When New Orleans Mayor C. Ray Nagin explained in mid-December the administration’s decision to close most city buildings on Friday, he described it as a last-resort attempt to save the city money on utility costs and janitorial services.

Budget document released by his office show a projected $100,000 savings on janitorial service in Municipal Traffic Court, Criminal District Court and City Hall and another $30,000 monthly on utility costs at 1300 Perdido Street, adding up to $460,000 annually. That doesn’t count the additional savings generated by the closure of other city-owned buildings, such as public libraries and recreational facilities.

“We have a lot of funds, but they are connected to capital or recovery projects or programs,” Nagin said at a Dec. 17 media briefing on the cuts.  “A lot of [the money] is grant-related, which means we don’t have the power to move it, so the cuts have to be connected to services and closures.”

The mayor’s logic makes sense. What doesn’t is the fact that a significant number of programs and projects that didn’t lose funding in this latest round of cuts also appear to have had the plug pulled on them.

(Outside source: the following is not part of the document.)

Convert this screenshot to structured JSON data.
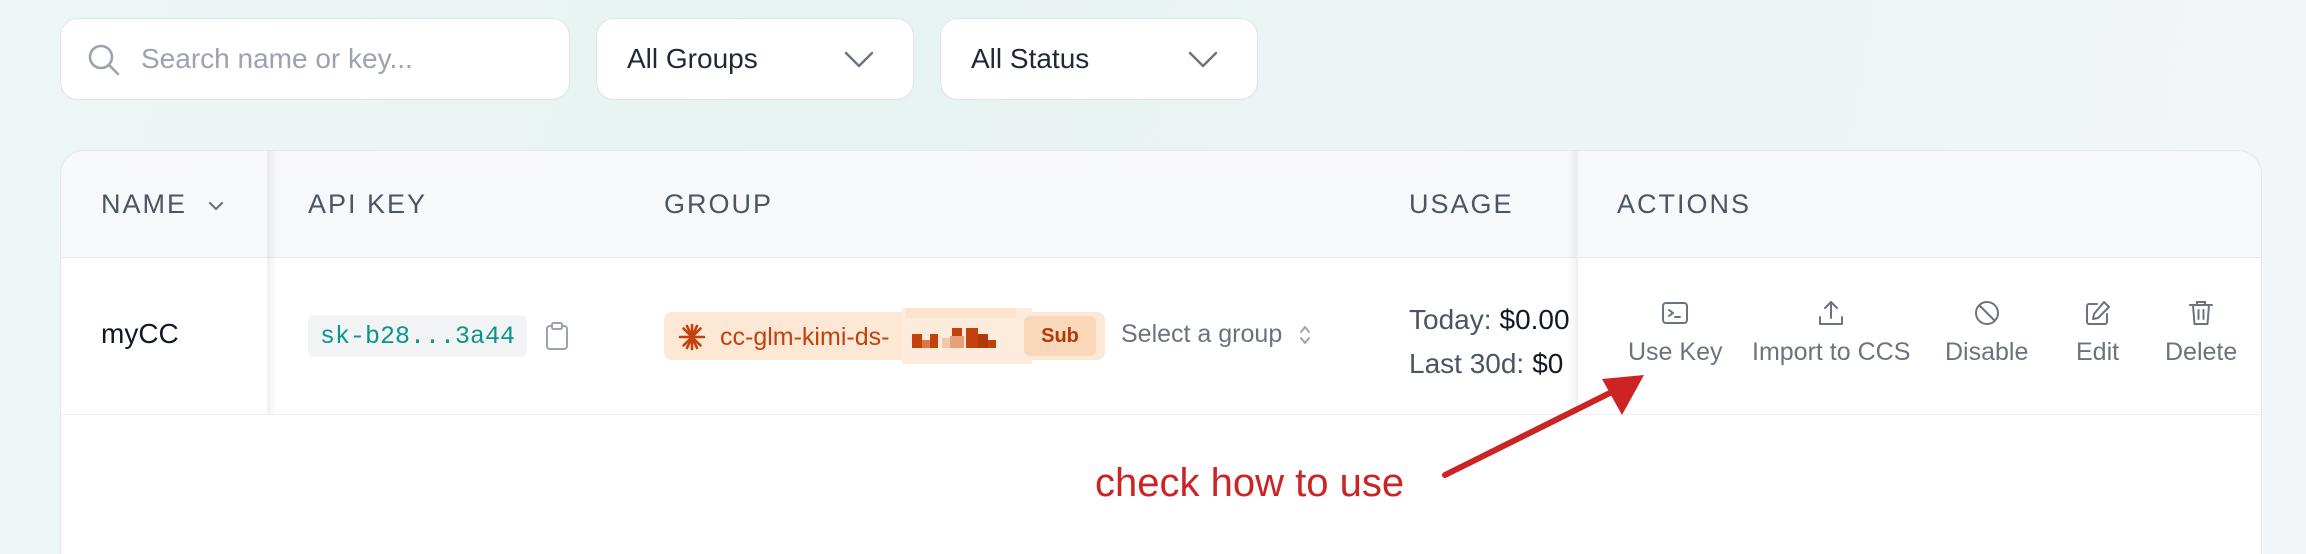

Take a look, for instance, at the St. Roch Market in Faubourg Marigny.  Last Friday, the crumbling city-owned St. Claude Avenue building was as dark as 1300 Perdido.

Back in 2007, the rickety wooden building appeared poised for a rebirth. In October, Recovery Czar Ed Blakely kicked off one of his trademark “recovery” bike tours at the shuttered landmark. In June of that year, the plan released by Blakely’s office and approved by the state, included the site as one of the city’s “strategic assets” eligible for public recovery grants and further development incentives. By April of ‘09, the Louisiana Recovery Authority had approved a project worksheet for the redevelopment and obligated $500,000 that so the city could move forward. Nine months later, the money remains in a bank account in Baton Rouge, the project in pre-development phases and the wooden building unlocked, its musty, trash-strewn interior partially exposed to the elements.

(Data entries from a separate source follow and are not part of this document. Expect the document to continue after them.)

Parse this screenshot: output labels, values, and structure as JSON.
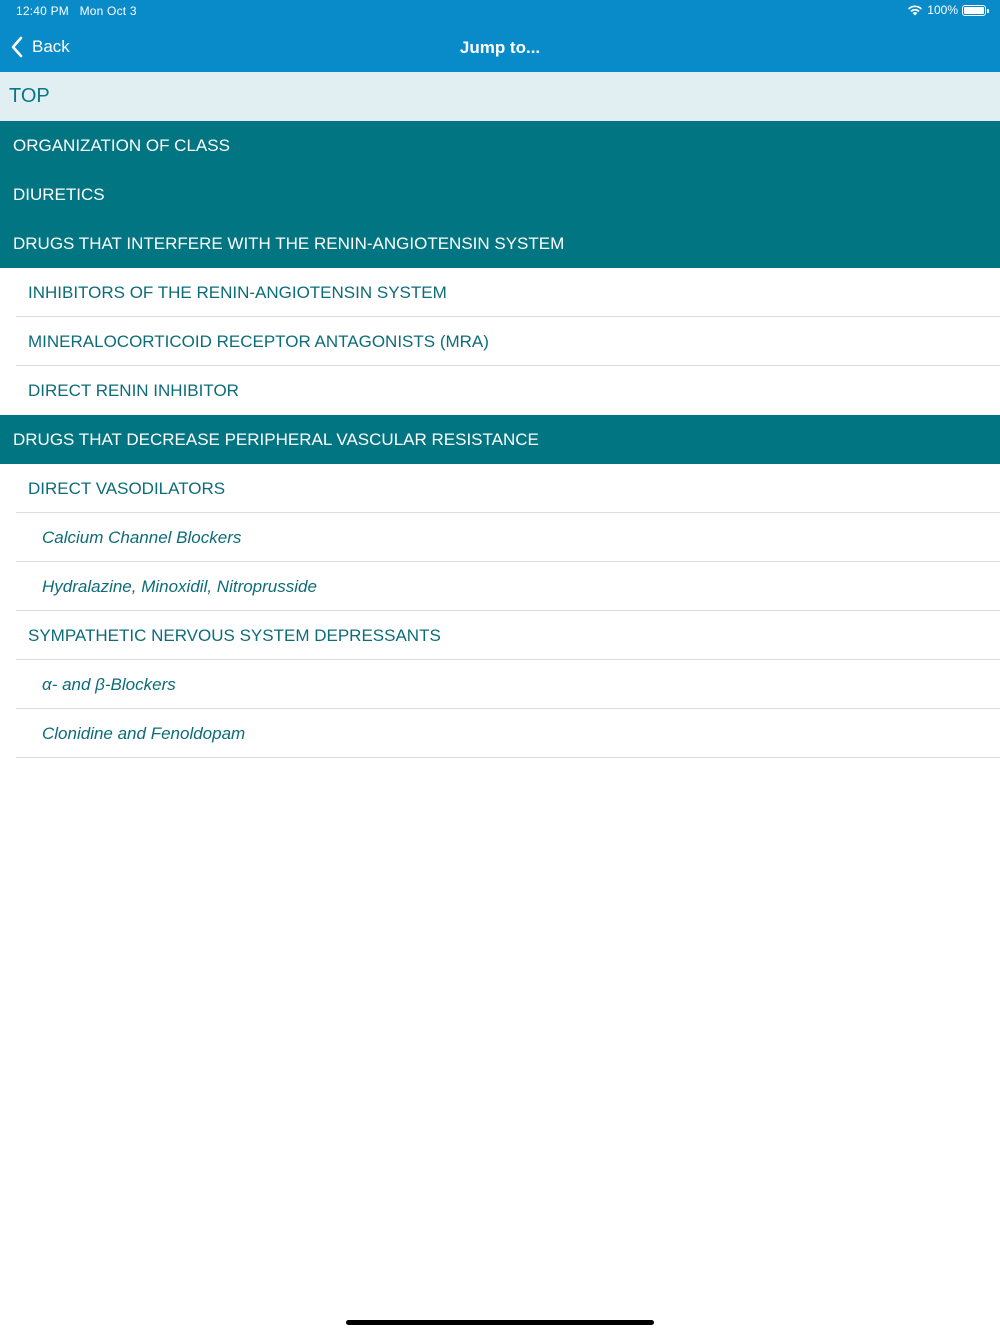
{
  "status_bar": {
    "time": "12:40 PM",
    "date": "Mon Oct 3",
    "battery": "100%"
  },
  "nav": {
    "back_label": "Back",
    "title": "Jump to..."
  },
  "toc": {
    "top": "TOP",
    "items": [
      {
        "label": "ORGANIZATION OF CLASS",
        "level": 1
      },
      {
        "label": "DIURETICS",
        "level": 1
      },
      {
        "label": "DRUGS THAT INTERFERE WITH THE RENIN-ANGIOTENSIN SYSTEM",
        "level": 1
      },
      {
        "label": "INHIBITORS OF THE RENIN-ANGIOTENSIN SYSTEM",
        "level": 2
      },
      {
        "label": "MINERALOCORTICOID RECEPTOR ANTAGONISTS (MRA)",
        "level": 2
      },
      {
        "label": "DIRECT RENIN INHIBITOR",
        "level": 2
      },
      {
        "label": "DRUGS THAT DECREASE PERIPHERAL VASCULAR RESISTANCE",
        "level": 1
      },
      {
        "label": "DIRECT VASODILATORS",
        "level": 2
      },
      {
        "label": "Calcium Channel Blockers",
        "level": 3
      },
      {
        "label": "Hydralazine, Minoxidil, Nitroprusside",
        "level": 3
      },
      {
        "label": "SYMPATHETIC NERVOUS SYSTEM DEPRESSANTS",
        "level": 2
      },
      {
        "label": "α- and β-Blockers",
        "level": 3
      },
      {
        "label": "Clonidine and Fenoldopam",
        "level": 3
      }
    ]
  },
  "colors": {
    "header": "#0a8bc9",
    "section": "#017582",
    "top_row_bg": "#e1eef2",
    "item_text": "#0c6c79"
  }
}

When asked why so little progress has been made on the high-profile project, the city’s Director of Strategic Planning, Dubravka Gilic offered her observation that the slowest period of any public project is the pre-approval design phase that market planners are currently plodding through. “We are finally getting out of that phase and beginning to see progress,” she said in a recent telephone interview from her department’s city-leased office in the Amoco building.  (Though the utilities will remain humming there on Fridays, the city employees that work inside will take on the four-day schedule.)

Let’s hope Gilic is right about progress on the horizon. And let’s keep our fingers crossed that none of the contractors making that progress happen need a permit from City Hall on a Friday.